If you’re not a fan of whiskey or the black stuff* there’s another way you can celebrate St Patrick’s Day this week and that is with Feeney’s Irish cream liqueur.
Before you say ‘bleugh’, bear with me. I don’t have a sweet tooth and I found myself demolishing an entire glassful.
It is of course outrageously sweet - imagine condensed milk and double cream blitzed with a Galaxy bar. Which would be pretty cloying at room temperature but well chilled or poured over ice it tastes - rather wonderfully - of frozen chocolate bars.
It would be be ridiculously good poured into a chocolate milk shake (adults only, obvs) or you could use it to make the pannacotta in my St Patrick’s Day supper menu.
Tempted? It’s on offer at £12 a litre at Tesco which compares well to £12-13 a standard 70cl bottle elsewhere. Do it!
*Guinness should you be unfamiliar with that phrase.
I seem to be spending a great deal of time at the moment trying to persuade my readers to drink cava which, pound for pound, is at least equal to if not better value than prosecco.
It’s drier, of course, which may put some people off, but which I regard in most instances as a positive advantage and it’s much improved in quality over the last few years.
This particular cava which I tasted at the Great Western Wine tasting in Bath yesterday is made by former sommelier Franck Massard and is a real gem. It’s a Brut Nature wich means it doesn’t have any extra sugar added but isn’t at all lean or mean as a result - it’s full-flavoured, richly textured and absolutely delicious. It would be great with all things fried like croquetas or even fish & chips.
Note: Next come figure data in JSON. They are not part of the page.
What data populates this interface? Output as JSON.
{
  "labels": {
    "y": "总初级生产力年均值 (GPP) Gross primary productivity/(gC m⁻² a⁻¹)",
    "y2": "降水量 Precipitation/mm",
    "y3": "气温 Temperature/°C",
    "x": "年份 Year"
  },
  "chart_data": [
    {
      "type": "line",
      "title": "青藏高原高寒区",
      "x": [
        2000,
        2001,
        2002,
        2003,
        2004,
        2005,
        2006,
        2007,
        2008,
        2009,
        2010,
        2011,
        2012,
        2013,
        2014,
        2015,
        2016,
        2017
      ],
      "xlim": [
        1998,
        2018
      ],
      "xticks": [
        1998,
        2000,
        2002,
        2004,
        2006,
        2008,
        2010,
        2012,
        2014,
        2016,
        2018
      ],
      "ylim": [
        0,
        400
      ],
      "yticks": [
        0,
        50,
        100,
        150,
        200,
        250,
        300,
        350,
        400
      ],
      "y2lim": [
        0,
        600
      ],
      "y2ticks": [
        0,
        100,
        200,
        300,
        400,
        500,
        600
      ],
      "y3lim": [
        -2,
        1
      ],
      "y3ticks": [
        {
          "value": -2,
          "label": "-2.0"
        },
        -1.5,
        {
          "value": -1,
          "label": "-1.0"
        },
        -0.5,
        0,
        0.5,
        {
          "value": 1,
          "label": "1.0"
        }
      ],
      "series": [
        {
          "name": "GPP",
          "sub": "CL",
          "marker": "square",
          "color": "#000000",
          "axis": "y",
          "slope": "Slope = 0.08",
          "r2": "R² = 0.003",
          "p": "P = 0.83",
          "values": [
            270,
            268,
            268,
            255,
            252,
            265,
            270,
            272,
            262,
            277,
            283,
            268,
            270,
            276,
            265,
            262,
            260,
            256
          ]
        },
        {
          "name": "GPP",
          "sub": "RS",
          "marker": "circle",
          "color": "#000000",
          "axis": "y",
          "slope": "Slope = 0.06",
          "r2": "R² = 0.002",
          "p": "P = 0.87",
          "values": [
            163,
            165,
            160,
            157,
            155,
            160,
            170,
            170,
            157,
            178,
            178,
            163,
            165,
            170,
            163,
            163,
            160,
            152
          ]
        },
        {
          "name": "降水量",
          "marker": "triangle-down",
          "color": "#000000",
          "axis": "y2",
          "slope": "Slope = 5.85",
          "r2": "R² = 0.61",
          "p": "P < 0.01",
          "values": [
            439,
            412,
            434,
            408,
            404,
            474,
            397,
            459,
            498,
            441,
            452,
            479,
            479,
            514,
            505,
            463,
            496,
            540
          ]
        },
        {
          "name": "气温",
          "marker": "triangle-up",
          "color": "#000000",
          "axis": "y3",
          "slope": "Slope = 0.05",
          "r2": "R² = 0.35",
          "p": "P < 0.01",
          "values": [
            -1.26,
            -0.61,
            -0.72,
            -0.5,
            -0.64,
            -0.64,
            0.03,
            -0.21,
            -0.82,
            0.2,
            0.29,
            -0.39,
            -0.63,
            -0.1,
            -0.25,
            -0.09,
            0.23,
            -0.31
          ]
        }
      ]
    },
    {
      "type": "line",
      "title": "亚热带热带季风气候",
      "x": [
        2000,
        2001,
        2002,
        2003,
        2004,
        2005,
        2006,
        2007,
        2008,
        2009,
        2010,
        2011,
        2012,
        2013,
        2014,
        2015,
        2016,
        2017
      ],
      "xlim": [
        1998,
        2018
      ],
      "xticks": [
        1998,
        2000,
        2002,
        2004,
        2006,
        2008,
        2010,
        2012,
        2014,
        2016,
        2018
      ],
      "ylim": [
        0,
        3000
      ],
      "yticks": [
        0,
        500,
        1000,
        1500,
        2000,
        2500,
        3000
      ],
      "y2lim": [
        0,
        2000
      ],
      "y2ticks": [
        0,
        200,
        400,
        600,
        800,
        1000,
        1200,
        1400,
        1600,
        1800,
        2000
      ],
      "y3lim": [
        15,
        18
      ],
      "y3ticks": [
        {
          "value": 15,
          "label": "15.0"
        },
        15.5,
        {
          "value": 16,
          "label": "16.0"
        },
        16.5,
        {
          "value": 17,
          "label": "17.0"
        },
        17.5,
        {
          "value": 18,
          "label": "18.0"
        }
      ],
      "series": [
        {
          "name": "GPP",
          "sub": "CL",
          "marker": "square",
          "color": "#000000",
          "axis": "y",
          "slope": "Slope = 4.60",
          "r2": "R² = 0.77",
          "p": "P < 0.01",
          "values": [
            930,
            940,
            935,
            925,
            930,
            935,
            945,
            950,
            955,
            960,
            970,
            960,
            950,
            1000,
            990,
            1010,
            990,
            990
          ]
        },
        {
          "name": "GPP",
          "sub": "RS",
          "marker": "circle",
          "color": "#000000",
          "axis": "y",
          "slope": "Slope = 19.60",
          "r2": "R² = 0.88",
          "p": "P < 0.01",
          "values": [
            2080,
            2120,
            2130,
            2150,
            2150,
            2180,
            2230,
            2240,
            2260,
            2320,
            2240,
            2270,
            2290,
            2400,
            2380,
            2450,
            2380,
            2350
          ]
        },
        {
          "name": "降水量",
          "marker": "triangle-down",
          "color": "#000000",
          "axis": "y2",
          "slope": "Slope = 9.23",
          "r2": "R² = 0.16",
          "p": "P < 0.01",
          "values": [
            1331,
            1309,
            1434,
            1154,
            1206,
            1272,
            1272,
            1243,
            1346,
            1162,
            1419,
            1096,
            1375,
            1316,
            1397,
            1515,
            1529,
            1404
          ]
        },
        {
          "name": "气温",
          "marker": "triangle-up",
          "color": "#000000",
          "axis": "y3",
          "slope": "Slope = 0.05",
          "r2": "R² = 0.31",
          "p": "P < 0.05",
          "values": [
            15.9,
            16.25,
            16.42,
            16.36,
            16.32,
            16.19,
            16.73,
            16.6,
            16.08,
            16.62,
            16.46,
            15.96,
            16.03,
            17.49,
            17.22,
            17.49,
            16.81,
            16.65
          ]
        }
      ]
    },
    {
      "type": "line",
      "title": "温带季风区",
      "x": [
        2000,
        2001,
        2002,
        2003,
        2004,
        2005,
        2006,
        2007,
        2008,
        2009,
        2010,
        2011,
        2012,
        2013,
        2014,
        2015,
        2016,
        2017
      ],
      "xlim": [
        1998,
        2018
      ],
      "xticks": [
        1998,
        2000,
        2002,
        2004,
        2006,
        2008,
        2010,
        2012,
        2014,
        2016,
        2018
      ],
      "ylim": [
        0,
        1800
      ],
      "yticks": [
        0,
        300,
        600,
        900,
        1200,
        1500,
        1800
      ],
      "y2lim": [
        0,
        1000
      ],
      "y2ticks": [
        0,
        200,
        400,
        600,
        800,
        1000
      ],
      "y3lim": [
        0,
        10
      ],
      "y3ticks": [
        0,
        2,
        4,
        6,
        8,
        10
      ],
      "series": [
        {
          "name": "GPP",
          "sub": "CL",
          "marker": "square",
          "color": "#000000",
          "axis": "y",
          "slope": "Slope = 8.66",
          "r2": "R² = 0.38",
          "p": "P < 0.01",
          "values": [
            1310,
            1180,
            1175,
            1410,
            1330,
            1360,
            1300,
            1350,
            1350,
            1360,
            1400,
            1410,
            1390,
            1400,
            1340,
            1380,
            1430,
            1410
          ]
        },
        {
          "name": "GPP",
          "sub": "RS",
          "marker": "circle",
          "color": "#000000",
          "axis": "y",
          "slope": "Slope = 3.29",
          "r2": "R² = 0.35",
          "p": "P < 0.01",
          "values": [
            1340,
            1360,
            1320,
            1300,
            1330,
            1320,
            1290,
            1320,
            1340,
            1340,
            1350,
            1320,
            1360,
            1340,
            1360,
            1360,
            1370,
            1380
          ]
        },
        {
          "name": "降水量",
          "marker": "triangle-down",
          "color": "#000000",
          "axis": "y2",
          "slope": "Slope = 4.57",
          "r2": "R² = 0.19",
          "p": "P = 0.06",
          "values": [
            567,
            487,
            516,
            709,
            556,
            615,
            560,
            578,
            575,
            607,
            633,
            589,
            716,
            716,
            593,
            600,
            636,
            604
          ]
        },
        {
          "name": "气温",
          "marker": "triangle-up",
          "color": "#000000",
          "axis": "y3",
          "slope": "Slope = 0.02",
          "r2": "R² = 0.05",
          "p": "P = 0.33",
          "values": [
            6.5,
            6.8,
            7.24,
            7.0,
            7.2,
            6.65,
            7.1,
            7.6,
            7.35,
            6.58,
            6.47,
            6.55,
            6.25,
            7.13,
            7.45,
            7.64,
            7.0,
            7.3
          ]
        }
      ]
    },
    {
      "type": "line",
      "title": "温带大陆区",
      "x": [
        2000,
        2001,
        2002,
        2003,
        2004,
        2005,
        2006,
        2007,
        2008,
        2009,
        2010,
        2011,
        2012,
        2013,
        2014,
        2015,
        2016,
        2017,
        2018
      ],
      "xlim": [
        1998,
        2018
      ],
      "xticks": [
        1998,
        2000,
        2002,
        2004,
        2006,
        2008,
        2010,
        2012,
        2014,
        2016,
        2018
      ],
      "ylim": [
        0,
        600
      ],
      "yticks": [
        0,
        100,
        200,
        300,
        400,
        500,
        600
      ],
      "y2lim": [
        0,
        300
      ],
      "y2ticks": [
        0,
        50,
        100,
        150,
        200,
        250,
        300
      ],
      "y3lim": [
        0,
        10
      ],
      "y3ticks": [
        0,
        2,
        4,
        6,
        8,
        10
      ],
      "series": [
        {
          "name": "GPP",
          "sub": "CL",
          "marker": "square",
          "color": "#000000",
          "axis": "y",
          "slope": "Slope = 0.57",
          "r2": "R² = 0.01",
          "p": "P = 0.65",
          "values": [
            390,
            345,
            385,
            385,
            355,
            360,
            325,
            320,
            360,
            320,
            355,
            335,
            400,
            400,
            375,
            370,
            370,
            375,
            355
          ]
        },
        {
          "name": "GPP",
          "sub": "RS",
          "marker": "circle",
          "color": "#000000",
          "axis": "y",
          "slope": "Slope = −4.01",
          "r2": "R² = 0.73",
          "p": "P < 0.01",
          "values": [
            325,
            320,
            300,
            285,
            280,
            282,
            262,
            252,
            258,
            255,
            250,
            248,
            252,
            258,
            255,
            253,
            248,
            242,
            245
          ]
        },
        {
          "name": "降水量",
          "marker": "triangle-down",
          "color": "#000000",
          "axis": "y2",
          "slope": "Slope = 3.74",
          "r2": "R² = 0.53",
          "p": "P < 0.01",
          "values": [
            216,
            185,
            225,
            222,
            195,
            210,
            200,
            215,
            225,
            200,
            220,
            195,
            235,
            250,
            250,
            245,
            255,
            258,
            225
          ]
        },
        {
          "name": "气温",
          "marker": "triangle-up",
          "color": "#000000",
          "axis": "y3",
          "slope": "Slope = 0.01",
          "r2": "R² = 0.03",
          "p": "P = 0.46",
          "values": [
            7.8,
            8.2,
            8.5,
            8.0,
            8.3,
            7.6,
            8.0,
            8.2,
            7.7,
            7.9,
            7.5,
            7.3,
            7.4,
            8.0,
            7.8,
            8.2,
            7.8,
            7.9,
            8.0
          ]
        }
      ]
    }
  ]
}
The price for a single bottle at GWW is £12.95 which is very fair with 10% off if you buy two 6 bottle cases bringing it down to £11.65. And Naked Wines has it for £9.99 if you’re one of their ‘Angels’. (You'll pay £13.49 for it with them if you're not!)
As I pointed out in my Guardian column this week Australian wines are fetching some pretty steep prices but to drink a Hunter Valley semillon of this quality it’s absolutely worth it.
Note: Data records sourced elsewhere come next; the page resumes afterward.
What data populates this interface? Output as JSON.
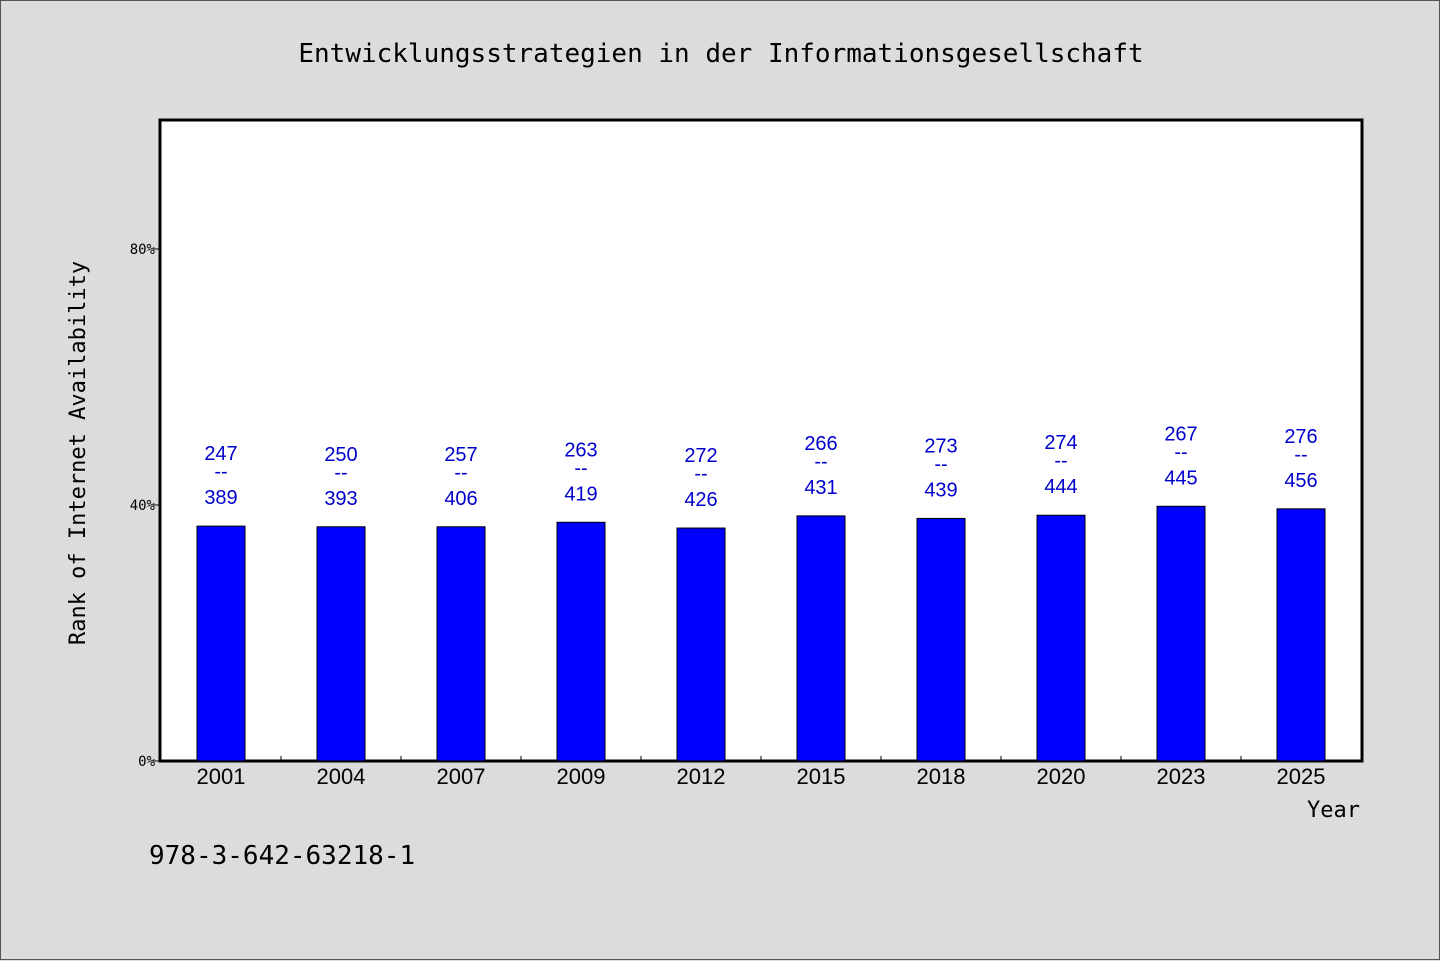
{
  "chart_data": {
    "type": "bar",
    "title": "Entwicklungsstrategien in der Informationsgesellschaft",
    "xlabel": "Year",
    "ylabel": "Rank of Internet Availability",
    "categories": [
      "2001",
      "2004",
      "2007",
      "2009",
      "2012",
      "2015",
      "2018",
      "2020",
      "2023",
      "2025"
    ],
    "values": [
      36.7,
      36.6,
      36.6,
      37.3,
      36.4,
      38.3,
      37.9,
      38.4,
      39.8,
      39.4
    ],
    "value_unit": "%",
    "ylim": [
      0,
      100
    ],
    "yticks": [
      0,
      40,
      80
    ],
    "ytick_labels": [
      "0%",
      "40%",
      "80%"
    ],
    "bar_labels": [
      {
        "top": "247",
        "separator": "--",
        "bottom": "389"
      },
      {
        "top": "250",
        "separator": "--",
        "bottom": "393"
      },
      {
        "top": "257",
        "separator": "--",
        "bottom": "406"
      },
      {
        "top": "263",
        "separator": "--",
        "bottom": "419"
      },
      {
        "top": "272",
        "separator": "--",
        "bottom": "426"
      },
      {
        "top": "266",
        "separator": "--",
        "bottom": "431"
      },
      {
        "top": "273",
        "separator": "--",
        "bottom": "439"
      },
      {
        "top": "274",
        "separator": "--",
        "bottom": "444"
      },
      {
        "top": "267",
        "separator": "--",
        "bottom": "445"
      },
      {
        "top": "276",
        "separator": "--",
        "bottom": "456"
      }
    ],
    "bar_color": "#0000ff",
    "label_color": "#0000cc",
    "grid": false,
    "legend": "none"
  },
  "footer": {
    "isbn": "978-3-642-63218-1"
  }
}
It’s a style of wine I love, with far more texture and richness than you’d guess from its modest ABV, in this case 9.5%. Unlike some Hunter Valley semillons which take time to develop their unique character the Gundog Estate Wild semillon is already richly flavoured.due to the fact that a proportion of the wine is fermented on the skins, as with orange and red wine. (Lush, fat, gorgeous were my tasting notes!)
What would I drink it with. I’m thinking rich seafood - like razor clams or grilled swordfish. It could also take south-east Asian spicing, especially Thai which is in fact what the website suggests
"Because the wine is so textural and carries some residual sweetness, the Wild Semillon is an interesting proposition with food matching" they say. "The wine should hold up well to spicy, Thai-style dishes where acidity, saltiness and chilli are often offset by barely noticeable sweetness. It also partners well to roast pork or lighter poultry dishes."
As I've pointed out on more than one occasion pink champers is pretty pricey so if you’re looking for something a little more affordable this sparkling Bordeaux rosé I’ve just discovered in Aldi’s Spring Wine Festival should hit the spot
Bordeaux isn’t of course noted for its sparkling wine but as it’s what many people want to drink these days it’s got in on the act.
This, I imagine, is made from merlot and has a lovely fresh strawberry flavour.
Although it’s drier than prosecco it wouldn't be too dry to demolish with a white chocolate dessert or a box of milk chocolates or, as they suggest on the label, with sushi which would would definitely appeal to me.
And at £7.99 it won’t break the bank.
For my other Valentine's Day picks see my Guardian column
This full-flavoured pinot noir from Worcestershire took me totally by surprise this week. I would never have guessed it was from the UK.
It was on the list at Native in Covent Garden, a charming small modern British restaurant which is also a bit of a find. I was going to make it my match of the week given how well it matched a slightly smoky dish of rare venison with salt-baked turnip and smoked potato but it’s such an intriguing wine it deserves the spotlight on its own.
It’s made by Simon Day who also makes cider at Sixteen Ridges sister company Once Upon a Tree and costs £15.49 from their website. Other stockists include Hawkins Bros who have it for £16 and Hay Wines (£16.49) (Restaurants and hotels can buy it from Jascots*)
Pinot noir early - otherwise known as pinot noir précoce is, as the name suggests, an early ripening variant of pinot noir that is doing particularly well in this part of the world. Think less the pure fruit flavours of the best burgundy or New Zealand pinot noir and more earthy, hedgerow fruits. They also suggest pairing it with crispy roast duck, slow roasted lamb or a rich mushroom dish
It won a silver medal in this year’s IWSC awards and a Bronze in the Decanter World Wine Awards.